And hey, look, another major media article that can’t do basic math! Let’s start with the headline:
Orioles payments to stadium authority exceed original cost of Camden Yards
Wow, that would indeed be impressive. Is perhaps Camden Yards one of those rare examples like the Minneapolis Metrodome, of a stadium where the public put up a bunch of money up front but then was repaid in full and more by lease payments over time? Spoiler: no.
Documents show the authority has received an average of $6.4 million in annual rent from the team, plus $4.1 million a year as its share of state admissions taxes. The total, through the fiscal year ending June 30, 2016, is $255 million.
That compares favorably with the stadium’s original $225 million price tag, including $100 million for land acquisition and $125 million for the stadium.
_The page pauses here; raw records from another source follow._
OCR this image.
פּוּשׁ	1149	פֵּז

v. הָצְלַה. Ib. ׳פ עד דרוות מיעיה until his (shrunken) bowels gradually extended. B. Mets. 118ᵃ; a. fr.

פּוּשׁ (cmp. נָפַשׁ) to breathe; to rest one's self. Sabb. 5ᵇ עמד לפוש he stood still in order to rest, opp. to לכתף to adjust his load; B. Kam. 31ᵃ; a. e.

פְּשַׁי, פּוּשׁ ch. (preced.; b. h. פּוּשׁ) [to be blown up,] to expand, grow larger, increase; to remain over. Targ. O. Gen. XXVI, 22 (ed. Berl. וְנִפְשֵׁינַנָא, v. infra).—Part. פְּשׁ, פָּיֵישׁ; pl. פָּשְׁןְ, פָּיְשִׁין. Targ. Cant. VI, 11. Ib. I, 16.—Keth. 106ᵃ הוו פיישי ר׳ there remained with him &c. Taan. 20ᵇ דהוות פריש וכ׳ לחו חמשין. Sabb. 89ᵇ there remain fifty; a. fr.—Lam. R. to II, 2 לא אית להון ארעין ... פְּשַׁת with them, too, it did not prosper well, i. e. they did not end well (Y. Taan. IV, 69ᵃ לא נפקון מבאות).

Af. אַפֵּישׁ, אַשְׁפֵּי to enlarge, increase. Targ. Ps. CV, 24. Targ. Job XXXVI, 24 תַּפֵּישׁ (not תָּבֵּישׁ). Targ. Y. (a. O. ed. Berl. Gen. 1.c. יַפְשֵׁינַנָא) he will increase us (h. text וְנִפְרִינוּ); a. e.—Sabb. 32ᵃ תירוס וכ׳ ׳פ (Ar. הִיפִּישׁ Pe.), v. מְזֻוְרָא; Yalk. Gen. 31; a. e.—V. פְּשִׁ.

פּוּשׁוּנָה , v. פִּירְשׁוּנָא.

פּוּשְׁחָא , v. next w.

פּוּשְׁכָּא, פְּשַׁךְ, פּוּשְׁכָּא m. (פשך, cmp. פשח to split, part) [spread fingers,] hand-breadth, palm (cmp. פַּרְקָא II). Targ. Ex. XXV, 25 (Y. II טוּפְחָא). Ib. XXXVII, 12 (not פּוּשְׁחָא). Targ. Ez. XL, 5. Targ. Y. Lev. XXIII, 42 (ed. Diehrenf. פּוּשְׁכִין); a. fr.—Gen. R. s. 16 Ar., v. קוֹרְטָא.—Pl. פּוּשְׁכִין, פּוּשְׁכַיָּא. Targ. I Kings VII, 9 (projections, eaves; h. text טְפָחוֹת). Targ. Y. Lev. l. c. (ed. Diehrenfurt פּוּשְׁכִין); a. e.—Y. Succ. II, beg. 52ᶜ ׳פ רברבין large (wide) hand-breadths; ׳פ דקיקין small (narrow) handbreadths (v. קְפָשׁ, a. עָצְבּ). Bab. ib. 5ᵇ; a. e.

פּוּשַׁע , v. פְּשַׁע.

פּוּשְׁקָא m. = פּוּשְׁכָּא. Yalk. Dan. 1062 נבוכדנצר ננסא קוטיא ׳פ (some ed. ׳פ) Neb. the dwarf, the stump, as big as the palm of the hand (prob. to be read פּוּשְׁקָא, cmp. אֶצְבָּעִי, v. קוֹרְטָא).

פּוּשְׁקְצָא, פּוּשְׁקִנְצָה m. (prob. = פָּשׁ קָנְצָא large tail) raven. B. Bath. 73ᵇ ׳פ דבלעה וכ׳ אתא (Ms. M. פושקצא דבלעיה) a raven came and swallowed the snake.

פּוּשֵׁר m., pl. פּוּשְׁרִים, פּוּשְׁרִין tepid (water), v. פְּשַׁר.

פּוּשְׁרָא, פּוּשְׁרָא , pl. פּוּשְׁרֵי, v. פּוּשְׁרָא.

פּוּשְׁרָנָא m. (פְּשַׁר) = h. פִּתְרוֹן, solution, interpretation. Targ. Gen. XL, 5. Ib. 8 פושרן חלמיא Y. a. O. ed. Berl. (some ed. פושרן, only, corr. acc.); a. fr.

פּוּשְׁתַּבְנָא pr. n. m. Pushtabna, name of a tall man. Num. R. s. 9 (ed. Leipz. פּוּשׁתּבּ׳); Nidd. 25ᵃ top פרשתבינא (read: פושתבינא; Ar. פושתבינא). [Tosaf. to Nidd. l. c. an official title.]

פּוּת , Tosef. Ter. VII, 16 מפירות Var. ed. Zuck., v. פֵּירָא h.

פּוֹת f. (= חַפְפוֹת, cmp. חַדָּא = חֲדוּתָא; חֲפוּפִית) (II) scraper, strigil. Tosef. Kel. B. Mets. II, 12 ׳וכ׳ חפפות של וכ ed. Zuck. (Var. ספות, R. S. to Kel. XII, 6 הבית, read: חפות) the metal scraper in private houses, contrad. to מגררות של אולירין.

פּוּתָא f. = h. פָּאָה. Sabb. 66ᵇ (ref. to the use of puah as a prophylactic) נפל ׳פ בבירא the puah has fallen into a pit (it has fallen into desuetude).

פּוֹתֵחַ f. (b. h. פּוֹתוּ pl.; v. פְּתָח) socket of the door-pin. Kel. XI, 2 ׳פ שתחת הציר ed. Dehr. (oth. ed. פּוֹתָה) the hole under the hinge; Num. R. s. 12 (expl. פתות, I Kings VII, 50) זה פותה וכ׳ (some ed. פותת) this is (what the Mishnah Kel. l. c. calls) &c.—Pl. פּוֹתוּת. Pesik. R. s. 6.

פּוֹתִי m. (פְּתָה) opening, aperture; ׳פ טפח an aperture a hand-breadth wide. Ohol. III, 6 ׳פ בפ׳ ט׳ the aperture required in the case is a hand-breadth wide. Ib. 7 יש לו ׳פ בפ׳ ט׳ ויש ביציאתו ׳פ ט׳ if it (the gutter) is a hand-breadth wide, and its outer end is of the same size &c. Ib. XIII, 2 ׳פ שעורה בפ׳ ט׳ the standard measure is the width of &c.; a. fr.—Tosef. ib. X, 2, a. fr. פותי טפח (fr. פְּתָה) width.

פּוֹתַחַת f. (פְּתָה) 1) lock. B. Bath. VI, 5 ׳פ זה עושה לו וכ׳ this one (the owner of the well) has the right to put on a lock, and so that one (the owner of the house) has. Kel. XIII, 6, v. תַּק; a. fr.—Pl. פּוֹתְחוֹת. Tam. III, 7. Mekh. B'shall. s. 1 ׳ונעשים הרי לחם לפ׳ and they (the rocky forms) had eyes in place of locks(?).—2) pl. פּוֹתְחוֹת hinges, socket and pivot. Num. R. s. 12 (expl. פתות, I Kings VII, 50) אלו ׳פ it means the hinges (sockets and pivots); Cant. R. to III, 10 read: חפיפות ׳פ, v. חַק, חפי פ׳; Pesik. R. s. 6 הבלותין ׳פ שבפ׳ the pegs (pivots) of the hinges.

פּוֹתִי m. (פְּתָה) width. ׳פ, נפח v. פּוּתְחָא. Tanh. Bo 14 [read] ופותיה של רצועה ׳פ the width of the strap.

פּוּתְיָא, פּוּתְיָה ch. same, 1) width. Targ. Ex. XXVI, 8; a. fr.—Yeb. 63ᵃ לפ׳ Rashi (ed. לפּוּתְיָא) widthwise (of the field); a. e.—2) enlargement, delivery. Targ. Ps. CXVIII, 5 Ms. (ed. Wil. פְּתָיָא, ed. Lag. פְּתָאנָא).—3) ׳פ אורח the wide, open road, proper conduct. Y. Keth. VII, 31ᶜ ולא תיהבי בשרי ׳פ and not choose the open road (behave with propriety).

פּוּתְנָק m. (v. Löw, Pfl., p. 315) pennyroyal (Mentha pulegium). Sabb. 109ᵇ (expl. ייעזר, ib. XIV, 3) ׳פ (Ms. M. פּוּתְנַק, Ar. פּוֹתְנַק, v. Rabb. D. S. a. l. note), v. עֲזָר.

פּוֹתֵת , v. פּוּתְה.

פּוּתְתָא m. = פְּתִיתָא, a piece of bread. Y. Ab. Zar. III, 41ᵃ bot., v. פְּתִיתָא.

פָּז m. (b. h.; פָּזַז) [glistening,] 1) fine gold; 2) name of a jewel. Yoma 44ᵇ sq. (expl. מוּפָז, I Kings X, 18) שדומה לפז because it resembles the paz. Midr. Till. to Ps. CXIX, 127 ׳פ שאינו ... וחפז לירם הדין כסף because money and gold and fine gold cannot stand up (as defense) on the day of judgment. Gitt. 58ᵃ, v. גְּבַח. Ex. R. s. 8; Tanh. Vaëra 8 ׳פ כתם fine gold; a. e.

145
Yeah, no, that’s not how money works. Even if you count state admissions taxes as new state revenues (the Orioles would have been paying them if they’d stayed at Memorial Stadium, too), $10.5 million a year over 25 years is only worth about $140 million in present value, still far less than the $225 million price tag. Or if it helps, you could flip it around the other way and see if $10.5 million a year is enough to pay off the state’s annual debt payments — oh, look, the Sun actually did that:
The stadium authority said it pays about $15 million a year in debt service — principal plus interest — on the 30-year bonds issued to pay for Camden Yards.
So by the Sun’s own calculations, Maryland is actually losing money on Camden Yards. Anything else?
The debt service, however, is paid with Maryland Lottery proceeds appropriated each year by the General Assembly. The authority uses the team’s rent money for ballpark operations.
Oh, right, ballpark operations costs. So really the Orioles’ rent payments pay nothing towards the public’s debt on Camden Yards. Lovely headline, though — beautiful plumage.